We need to find the total thermal resistance caused by the two sheetrock layers. Given the thickness of each sheetrock layer is 0.7 inches and the thermal conductivity is \(0.10 \mathrm{Btu} / \mathrm{h} \cdot \mathrm{ft} \cdot{ }^{\circ} \mathrm{F}\). Since there are two layers, we will calculate the resistance for one layer and then multiply by 2 to get the total resistance of the sheetrock layers.

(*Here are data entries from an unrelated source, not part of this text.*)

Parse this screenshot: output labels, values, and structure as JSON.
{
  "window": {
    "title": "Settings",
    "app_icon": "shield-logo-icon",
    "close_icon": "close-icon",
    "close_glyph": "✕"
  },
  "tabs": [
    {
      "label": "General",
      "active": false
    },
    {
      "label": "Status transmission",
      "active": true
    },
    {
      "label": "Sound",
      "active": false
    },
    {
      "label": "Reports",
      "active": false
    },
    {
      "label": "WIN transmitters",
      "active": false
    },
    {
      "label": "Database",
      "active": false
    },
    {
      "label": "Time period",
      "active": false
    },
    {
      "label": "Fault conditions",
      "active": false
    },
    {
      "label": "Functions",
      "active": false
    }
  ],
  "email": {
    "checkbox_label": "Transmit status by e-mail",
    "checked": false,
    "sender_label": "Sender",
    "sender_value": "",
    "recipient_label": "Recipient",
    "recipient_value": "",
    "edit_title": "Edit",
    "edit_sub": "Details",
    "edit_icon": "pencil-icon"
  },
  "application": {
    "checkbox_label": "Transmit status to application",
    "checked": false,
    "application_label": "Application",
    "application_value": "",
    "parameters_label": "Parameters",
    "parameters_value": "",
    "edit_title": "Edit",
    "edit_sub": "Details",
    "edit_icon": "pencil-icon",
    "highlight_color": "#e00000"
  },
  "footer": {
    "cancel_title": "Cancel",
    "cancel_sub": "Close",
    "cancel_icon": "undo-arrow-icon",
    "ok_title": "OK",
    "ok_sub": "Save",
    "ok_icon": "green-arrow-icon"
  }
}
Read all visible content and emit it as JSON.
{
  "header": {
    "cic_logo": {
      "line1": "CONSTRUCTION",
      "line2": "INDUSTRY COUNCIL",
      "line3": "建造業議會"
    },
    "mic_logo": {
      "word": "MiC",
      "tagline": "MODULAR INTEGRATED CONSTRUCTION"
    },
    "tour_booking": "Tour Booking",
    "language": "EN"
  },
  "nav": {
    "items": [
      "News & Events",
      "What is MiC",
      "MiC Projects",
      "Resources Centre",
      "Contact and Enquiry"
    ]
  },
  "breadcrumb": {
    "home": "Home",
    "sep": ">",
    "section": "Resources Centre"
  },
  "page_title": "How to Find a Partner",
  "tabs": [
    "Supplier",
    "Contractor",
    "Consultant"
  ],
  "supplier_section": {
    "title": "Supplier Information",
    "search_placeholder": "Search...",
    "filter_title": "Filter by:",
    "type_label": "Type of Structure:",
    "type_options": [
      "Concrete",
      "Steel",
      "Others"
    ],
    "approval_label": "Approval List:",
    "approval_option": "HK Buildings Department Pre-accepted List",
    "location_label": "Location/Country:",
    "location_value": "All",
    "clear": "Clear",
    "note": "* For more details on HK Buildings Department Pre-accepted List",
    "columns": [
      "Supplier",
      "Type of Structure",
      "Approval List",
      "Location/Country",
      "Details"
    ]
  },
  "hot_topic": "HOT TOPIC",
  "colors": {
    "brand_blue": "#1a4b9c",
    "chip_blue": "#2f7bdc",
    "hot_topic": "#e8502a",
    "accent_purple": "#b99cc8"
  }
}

Let's first convert inches to feet to be consistent with the units: \(0.7 \text{ inch} = 0.7/12 = 0.0583 \text{ ft}\) Now we can calculate the thermal resistance of one layer: \(R_\text{sheetrock} = \frac{L}{k} = \frac{0.0583\text{ ft}}{0.10 \mathrm{Btu} / \mathrm{h} \cdot \mathrm{ft} \cdot{ }^{\circ} \mathrm{F}}\) \(R_\text{sheetrock} = 0.583 \mathrm{h} \cdot{ }^{\circ} \mathrm{F} / \mathrm{Btu}\) Total thermal resistance for both sheetrock layers: \(2\times R_\text{sheetrock} = 2\times 0.583 \mathrm{h} \cdot{ }^{\circ} \mathrm{F} / \mathrm{Btu} = 1.166 \mathrm{h} \cdot{ }^{\circ} \mathrm{F} / \mathrm{Btu}\)

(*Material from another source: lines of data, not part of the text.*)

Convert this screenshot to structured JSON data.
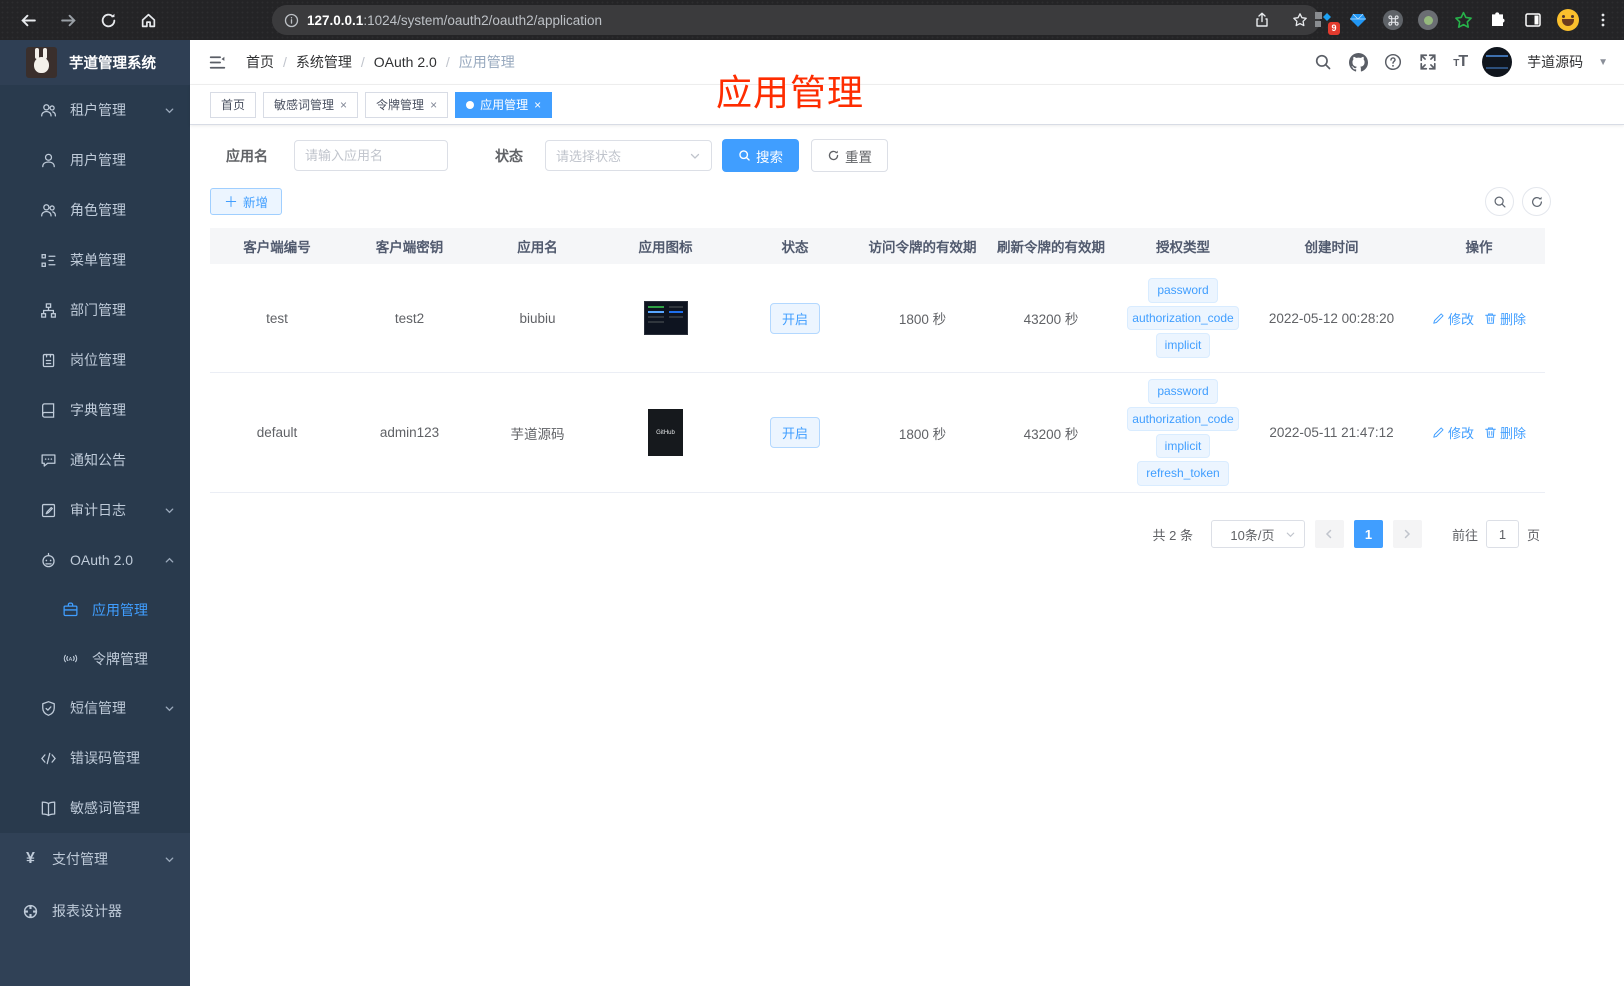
{
  "colors": {
    "accent": "#409eff",
    "sidebar_bg": "#304156",
    "sidebar_submenu_bg": "#293a4d",
    "sidebar_text": "#bfcbd9",
    "tag_bg": "#ecf5ff",
    "tag_text": "#409eff",
    "annotation_red": "#fe2c00",
    "chrome_bg": "#242426",
    "active_tab_bg": "#409eff"
  },
  "browser": {
    "url_host": "127.0.0.1",
    "url_path": ":1024/system/oauth2/oauth2/application",
    "extension_badge": "9"
  },
  "sidebar": {
    "title": "芋道管理系统",
    "items": [
      {
        "label": "租户管理",
        "icon": "tenant-users-icon"
      },
      {
        "label": "用户管理",
        "icon": "user-icon"
      },
      {
        "label": "角色管理",
        "icon": "role-users-icon"
      },
      {
        "label": "菜单管理",
        "icon": "menu-tree-icon"
      },
      {
        "label": "部门管理",
        "icon": "org-chart-icon"
      },
      {
        "label": "岗位管理",
        "icon": "post-badge-icon"
      },
      {
        "label": "字典管理",
        "icon": "dict-book-icon"
      },
      {
        "label": "通知公告",
        "icon": "notice-chat-icon"
      },
      {
        "label": "审计日志",
        "icon": "audit-log-icon"
      },
      {
        "label": "OAuth 2.0",
        "icon": "oauth-robot-icon"
      },
      {
        "label": "应用管理",
        "icon": "app-briefcase-icon"
      },
      {
        "label": "令牌管理",
        "icon": "token-broadcast-icon"
      },
      {
        "label": "短信管理",
        "icon": "sms-shield-icon"
      },
      {
        "label": "错误码管理",
        "icon": "error-code-icon"
      },
      {
        "label": "敏感词管理",
        "icon": "sensitive-book-icon"
      },
      {
        "label": "支付管理",
        "icon": "pay-yen-icon"
      },
      {
        "label": "报表设计器",
        "icon": "report-designer-icon"
      }
    ]
  },
  "header": {
    "breadcrumb": [
      "首页",
      "系统管理",
      "OAuth 2.0",
      "应用管理"
    ],
    "username": "芋道源码"
  },
  "tabs": [
    {
      "label": "首页"
    },
    {
      "label": "敏感词管理"
    },
    {
      "label": "令牌管理"
    },
    {
      "label": "应用管理"
    }
  ],
  "annotation": {
    "text": "应用管理"
  },
  "filters": {
    "name_label": "应用名",
    "name_placeholder": "请输入应用名",
    "status_label": "状态",
    "status_placeholder": "请选择状态",
    "search_label": "搜索",
    "reset_label": "重置",
    "add_label": "新增"
  },
  "table": {
    "columns": [
      "客户端编号",
      "客户端密钥",
      "应用名",
      "应用图标",
      "状态",
      "访问令牌的有效期",
      "刷新令牌的有效期",
      "授权类型",
      "创建时间",
      "操作"
    ],
    "actions": {
      "edit": "修改",
      "delete": "删除"
    },
    "rows": [
      {
        "client_id": "test",
        "secret": "test2",
        "name": "biubiu",
        "status": "开启",
        "access_validity": "1800 秒",
        "refresh_validity": "43200 秒",
        "grant_types": [
          "password",
          "authorization_code",
          "implicit"
        ],
        "created": "2022-05-12 00:28:20"
      },
      {
        "client_id": "default",
        "secret": "admin123",
        "name": "芋道源码",
        "icon_label": "GitHub",
        "status": "开启",
        "access_validity": "1800 秒",
        "refresh_validity": "43200 秒",
        "grant_types": [
          "password",
          "authorization_code",
          "implicit",
          "refresh_token"
        ],
        "created": "2022-05-11 21:47:12"
      }
    ]
  },
  "pagination": {
    "total": "共 2 条",
    "page_size": "10条/页",
    "current_page": "1",
    "goto_label": "前往",
    "goto_value": "1",
    "page_suffix": "页"
  }
}
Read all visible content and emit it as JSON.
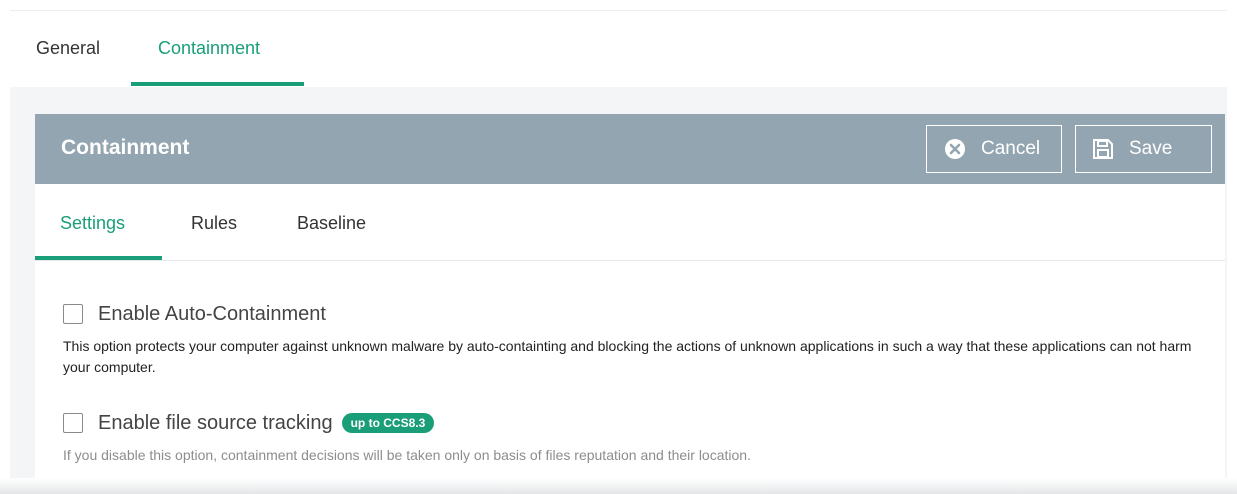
{
  "top_tabs": [
    {
      "label": "General"
    },
    {
      "label": "Containment"
    }
  ],
  "panel": {
    "title": "Containment",
    "cancel_label": "Cancel",
    "save_label": "Save"
  },
  "sub_tabs": [
    {
      "label": "Settings"
    },
    {
      "label": "Rules"
    },
    {
      "label": "Baseline"
    }
  ],
  "options": {
    "auto_containment": {
      "label": "Enable Auto-Containment",
      "checked": false,
      "description": "This option protects your computer against unknown malware by auto-containting and blocking the actions of unknown applications in such a way that these applications can not harm your computer."
    },
    "file_source_tracking": {
      "label": "Enable file source tracking",
      "badge": "up to CCS8.3",
      "checked": false,
      "description": "If you disable this option, containment decisions will be taken only on basis of files reputation and their location."
    }
  },
  "colors": {
    "accent": "#1a9e79",
    "header_bg": "#93a5b0"
  }
}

Now we will find the thermal resistance caused by the fiberglass insulation. The thickness of the insulation is 7 inches and the thermal conductivity is \(0.020 \mathrm{Btu} / \mathrm{h} \cdot \mathrm{ft} \cdot{ }^{\circ} \mathrm{F}\). Let's first convert inches to feet: \(7\text{ inches} = 7/12 = 0.583\text{ ft}\) Now we can calculate the thermal resistance of the fiberglass insulation: \(R_\text{fiberglass} = \frac{L}{k} = \frac{0.583\text{ ft}}{0.020 \mathrm{Btu} / \mathrm{h} \cdot \mathrm{ft} \cdot{ }^{\circ} \mathrm{F}}\) \(R_\text{fiberglass} = 29.15 \mathrm{h} \cdot{ }^{\circ} \mathrm{F} / \mathrm{Btu}\)

Now we will find the total thermal resistance of the wall by summing the thermal resistance of the sheetrock layers and the fiberglass insulation: \(R_\text{total} = R_\text{sheetrock\ layers} + R_\text{fiberglass} = 1.166 \mathrm{h} \cdot{ }^{\circ} \mathrm{F} / \mathrm{Btu} + 29.15 \mathrm{h} \cdot{ }^{\circ} \mathrm{F} / \mathrm{Btu}\) \(R_\text{total} = 30.316 \mathrm{h} \cdot{ }^{\circ} \mathrm{F} / \mathrm{Btu}\) Answer (a): The total thermal resistance of the wall is \(30.316 \mathrm{h} \cdot{ }^{\circ} \mathrm{F} / \mathrm{Btu}\).

Since the R-value is just the total thermal resistance, then: Answer (b): The R-value of insulation for the wall is \(30.316 \mathrm{h} \cdot{ }^{\circ} \mathrm{F} / \mathrm{Btu}\).